For some period in the investigation, police were able to use cellphone tracking data and GPS to discover Williams was traveling toward Southern California, but the signal was lost, according to Kelly.

Then, as police and sheriff's officials prepared for an 11:30 a.m. press conference on Sept. 7, Dublin Police Services' front desk answered a phone call from Williams, according to Kelly. The lieutenant and Dublin Police Chief Garrett Holmes were on the phone with the at-large deputy for 46 minutes, and he ultimately agreed to pull over and surrender.

Holmes' conversation with Williams was "a game-changer ... good, solid police work at a critical moment," as officers were concerned the fleeing deputy might harm others or himself, according to Kelly. "Chief Holmes was able to connect with Mr. Williams in a way that was crucial to de-escalate and bring down the tempo of Mr. Williams."

Walter confirmed Williams was arrested near Coalinga, some 147 miles from the crime scene, after surrendering without further incident to the California Highway Patrol in the same Volkswagen seen by the license plate camera.
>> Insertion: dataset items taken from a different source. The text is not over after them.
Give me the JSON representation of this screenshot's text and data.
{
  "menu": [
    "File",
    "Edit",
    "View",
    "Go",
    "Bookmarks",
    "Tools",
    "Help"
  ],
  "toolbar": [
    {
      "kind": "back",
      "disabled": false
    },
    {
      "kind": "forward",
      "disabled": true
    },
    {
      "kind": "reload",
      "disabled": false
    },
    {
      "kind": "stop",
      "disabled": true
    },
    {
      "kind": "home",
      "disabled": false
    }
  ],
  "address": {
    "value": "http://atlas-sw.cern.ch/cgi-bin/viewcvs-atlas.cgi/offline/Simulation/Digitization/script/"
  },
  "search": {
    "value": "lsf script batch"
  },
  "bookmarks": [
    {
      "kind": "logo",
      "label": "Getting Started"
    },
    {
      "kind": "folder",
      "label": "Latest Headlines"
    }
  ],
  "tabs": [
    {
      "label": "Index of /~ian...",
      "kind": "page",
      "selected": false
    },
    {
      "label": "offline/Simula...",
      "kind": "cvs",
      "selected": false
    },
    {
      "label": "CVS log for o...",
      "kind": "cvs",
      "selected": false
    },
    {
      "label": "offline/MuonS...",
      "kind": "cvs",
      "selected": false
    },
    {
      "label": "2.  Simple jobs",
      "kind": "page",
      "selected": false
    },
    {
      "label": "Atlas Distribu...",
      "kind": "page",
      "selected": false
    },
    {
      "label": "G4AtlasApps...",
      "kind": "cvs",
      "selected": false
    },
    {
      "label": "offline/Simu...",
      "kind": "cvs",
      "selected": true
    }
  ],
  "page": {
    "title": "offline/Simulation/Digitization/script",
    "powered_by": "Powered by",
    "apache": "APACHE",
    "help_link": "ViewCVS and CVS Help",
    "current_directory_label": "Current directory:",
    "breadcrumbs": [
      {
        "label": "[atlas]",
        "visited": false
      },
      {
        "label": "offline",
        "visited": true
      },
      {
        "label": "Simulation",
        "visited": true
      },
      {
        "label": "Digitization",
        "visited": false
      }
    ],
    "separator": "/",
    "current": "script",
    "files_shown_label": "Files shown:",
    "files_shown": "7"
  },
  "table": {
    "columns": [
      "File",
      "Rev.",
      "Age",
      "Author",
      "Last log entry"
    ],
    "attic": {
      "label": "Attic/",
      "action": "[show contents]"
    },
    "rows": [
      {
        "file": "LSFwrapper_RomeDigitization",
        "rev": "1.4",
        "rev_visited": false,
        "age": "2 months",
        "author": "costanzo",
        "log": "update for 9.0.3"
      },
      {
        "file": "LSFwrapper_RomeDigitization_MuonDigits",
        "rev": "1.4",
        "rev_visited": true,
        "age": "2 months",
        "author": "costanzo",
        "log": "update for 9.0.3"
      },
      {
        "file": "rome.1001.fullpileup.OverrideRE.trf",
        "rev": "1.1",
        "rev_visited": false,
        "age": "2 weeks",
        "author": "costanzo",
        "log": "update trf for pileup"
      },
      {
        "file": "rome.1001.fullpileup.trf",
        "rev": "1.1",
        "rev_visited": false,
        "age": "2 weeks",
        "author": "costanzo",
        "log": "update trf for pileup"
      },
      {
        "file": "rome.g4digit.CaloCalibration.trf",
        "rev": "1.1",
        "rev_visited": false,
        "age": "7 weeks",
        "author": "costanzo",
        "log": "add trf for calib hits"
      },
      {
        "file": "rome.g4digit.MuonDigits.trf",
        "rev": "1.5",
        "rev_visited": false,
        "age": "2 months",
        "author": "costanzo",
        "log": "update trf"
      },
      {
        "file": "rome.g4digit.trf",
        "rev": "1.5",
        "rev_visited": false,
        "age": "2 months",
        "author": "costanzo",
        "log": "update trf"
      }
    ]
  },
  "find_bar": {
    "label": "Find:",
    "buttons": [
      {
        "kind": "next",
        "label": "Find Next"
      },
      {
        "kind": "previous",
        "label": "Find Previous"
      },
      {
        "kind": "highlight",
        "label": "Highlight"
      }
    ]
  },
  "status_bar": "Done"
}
"Williams' issued duty weapon box, and some of his safety gear, including Speer ammunition, was inside his car. Red matter believed to be blood was also inside the vehicle," according to Walter.

The suspect did not speak with investigators after his arrest, invoking his constitutional right to remain silent, according to Walter.

He was booked on the evening of Sept. 7 into the Santa Rita Jail in Dublin -- where he had worked an overtime shift that ended less than two hours before the shooting. Kelly said Williams was served with notice of his pending release from sheriff's office employment after his arrest.

The court documents filed Friday did not elaborate further on the reported "dating relationship" between Williams and Maria Tran.

Maria Tran was a registered nurse, according to online records. Benison Tran's employment has not yet been confirmed. The Trans' trust purchased the house on Colebrook Lane about a year and a half ago, according to Tri-Valley home sales data reported by the Pleasanton Weekly in spring 2021.

The slayings were the first homicide (non-vehicular) in Dublin since rapper Lil Yase was killed on Nov. 28, 2020 after an overnight shooting. That case remains active with no suspects charged in court to date.

The last time an Alameda County sheriff's deputy faced homicide charges appears to have been the infamous Eric Wright case, which made national headlines and became fodder for true crime shows and articles.

Wright, a lieutenant and rising star in the department, vanished in the early 1980s and lived under a false name for years afterward before he was ultimately arrested in Mexico in 2002 for the 1980 death of gold dealer Lester Marks. Wright would later plead guilty to manslaughter.